Колдовская ночь - Наталья Борисовна Русинова
Марьяшка ловко перекинула пучки полыни в одну руку, а второй схватила его за сюртук и потянула к себе. Иван рывком поднялся из грязи и выбрался на сухую землю.
Зубастые девки разочарованно скривились – почти как люди. Но Иван больше не обольщался их схожестью с человеком, вместо этого он поднял дрожащую руку с пальцами, сложенными в щепоть, продолжая твердить молитву Честному Кресту. И мертвячки с визгом скрылись в толще воды. Только патлы их закачались на волнах, подобно тине и водорослям.
Марьяшка вдруг сникла, нижняя губа её задрожала. Стебли полыни посыпались из рук на землю.
– Что же вы, батюшка-доктор, ну я же говорила, что нельзя, что утопленницы лютуют…
Так и стояла, неловко кривя рот. Иван на трясущихся ногах подошёл к ней, без обиняков сгрёб в охапку и прижал к груди. И она не отпрянула, а сама обняла его в ответ – маленькая, хрупкая. И не побоялась лезть к чудищам в воду следом за ним…
В голове царила звенящая пустота. Мир, привычный, абсолютно понятный и местами, чего греха таить, наскучивший до зубовного скрежета, вдруг развалился на части, и собрать из них что-то новое больше не представлялось возможным. Лишь мысли, что он доктор, а Марьяшка слаба и, вероятно, сама ранена (уж очень она вздрагивала, касаясь его спины ладошками), заставили его взять девчонку за плечи и увести назад, к месту, где они устроили привал.
Похоже, отсутствовали оба недолго – солнце окончательно закатилось за горизонт, но небо на западе лишь начало рядиться в серый да алый. Саквояж с инструментами и Ласка, мирно щиплющая траву, обнаружились на месте, где их и оставили. Иван усадил Марьяшку на бревно, развернул её ладошки к свету и охнул.
– Ничего себе, какие волдыри! Ты где так обожглась?
– Там, – мотнула она головой неопределённо. – Полынь кинулась рвать, чтобы вас спасти, а под ней – крапива…
– Непереносимость у тебя, – догадался он. – Сейчас намажу, погоди немного, станет легче.

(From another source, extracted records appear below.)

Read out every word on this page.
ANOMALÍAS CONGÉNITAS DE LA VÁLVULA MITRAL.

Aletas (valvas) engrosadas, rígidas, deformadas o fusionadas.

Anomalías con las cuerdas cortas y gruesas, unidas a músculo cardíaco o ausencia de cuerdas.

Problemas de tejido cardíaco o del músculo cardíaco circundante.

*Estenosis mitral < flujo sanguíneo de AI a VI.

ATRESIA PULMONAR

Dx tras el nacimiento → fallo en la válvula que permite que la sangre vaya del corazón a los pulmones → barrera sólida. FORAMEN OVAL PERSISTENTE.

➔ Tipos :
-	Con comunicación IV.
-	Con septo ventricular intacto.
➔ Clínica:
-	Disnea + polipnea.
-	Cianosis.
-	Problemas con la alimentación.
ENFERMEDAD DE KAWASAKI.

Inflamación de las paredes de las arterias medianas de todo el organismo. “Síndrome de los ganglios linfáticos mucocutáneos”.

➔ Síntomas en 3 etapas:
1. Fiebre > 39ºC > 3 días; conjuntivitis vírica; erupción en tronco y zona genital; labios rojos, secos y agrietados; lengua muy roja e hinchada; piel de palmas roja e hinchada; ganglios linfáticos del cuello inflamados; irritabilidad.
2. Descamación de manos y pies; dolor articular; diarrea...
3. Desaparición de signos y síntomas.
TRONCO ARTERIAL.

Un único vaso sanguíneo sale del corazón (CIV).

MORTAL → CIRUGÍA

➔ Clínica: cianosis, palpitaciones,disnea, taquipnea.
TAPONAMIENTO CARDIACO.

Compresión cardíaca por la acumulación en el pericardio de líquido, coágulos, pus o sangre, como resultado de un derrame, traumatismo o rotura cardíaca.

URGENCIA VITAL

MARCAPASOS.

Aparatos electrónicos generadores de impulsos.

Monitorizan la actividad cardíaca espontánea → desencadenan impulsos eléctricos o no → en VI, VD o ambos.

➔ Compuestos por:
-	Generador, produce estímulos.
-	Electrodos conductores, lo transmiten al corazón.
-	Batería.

Ладошки Марьяшки наощупь были совсем холодными. Он удручённо покачал головой – как бы не застудилась девка после пережитого. У самого зуб на зуб не попадал, несмотря на тёплую ночь – ледяная вода до сих пор хлюпала в сапогах, а мокрые штаны неприятно облепили ноги и пах.
Но он потерпит, он мужик. Девчонке, спасшей ему жизнь, помощь требовалась гораздо сильнее.
– Сейчас-сейчас, погоди, – успокаивающе бормотал он, втирая мазь в обожжённые ладошки и запястья, с которых никуда не делись следы от верёвки. Тщательно замотал их тряпицами – так, чтобы повязка не свалилась и при этом не сковывала движений. – У меня средство хорошее, сам готовил. К утру станет легче.
– Хороший вы, Иван Кузьмич. Добрый, – вдруг шепнула тихонько Марьяшка. – Я таких добрых и не видела. Меня так, как вы, никто никогда не жалел…
И вдруг уткнулась носом ему в плечо и разревелась во весь голос.
– Ну чего ты, ну чего?.. – аж растерялся он. Плачущих женщин он утешать не умел, как и детей. И непонятно, кто сама Марьяшка – по возрасту уже почти баба, а по поведению дитя дитём! Поэтому принялся просто осторожно поглаживать её по встрёпанной макушке. – Ну полно тебе. Спаслись же, всё получилось! А русалки сгинули, чтоб им в ад провалиться…
– Не надо! – вдруг вскинулась Марьяшка. – Не проклинайте их, они же… Не виноваты, что такие! Думаете, если они мертвячки и нечисть, так сочувствия недостойны?
– Это как? – опешил Иван. – Они ж того… Сами утопились. Ну, так в бабкиных сказках говорится…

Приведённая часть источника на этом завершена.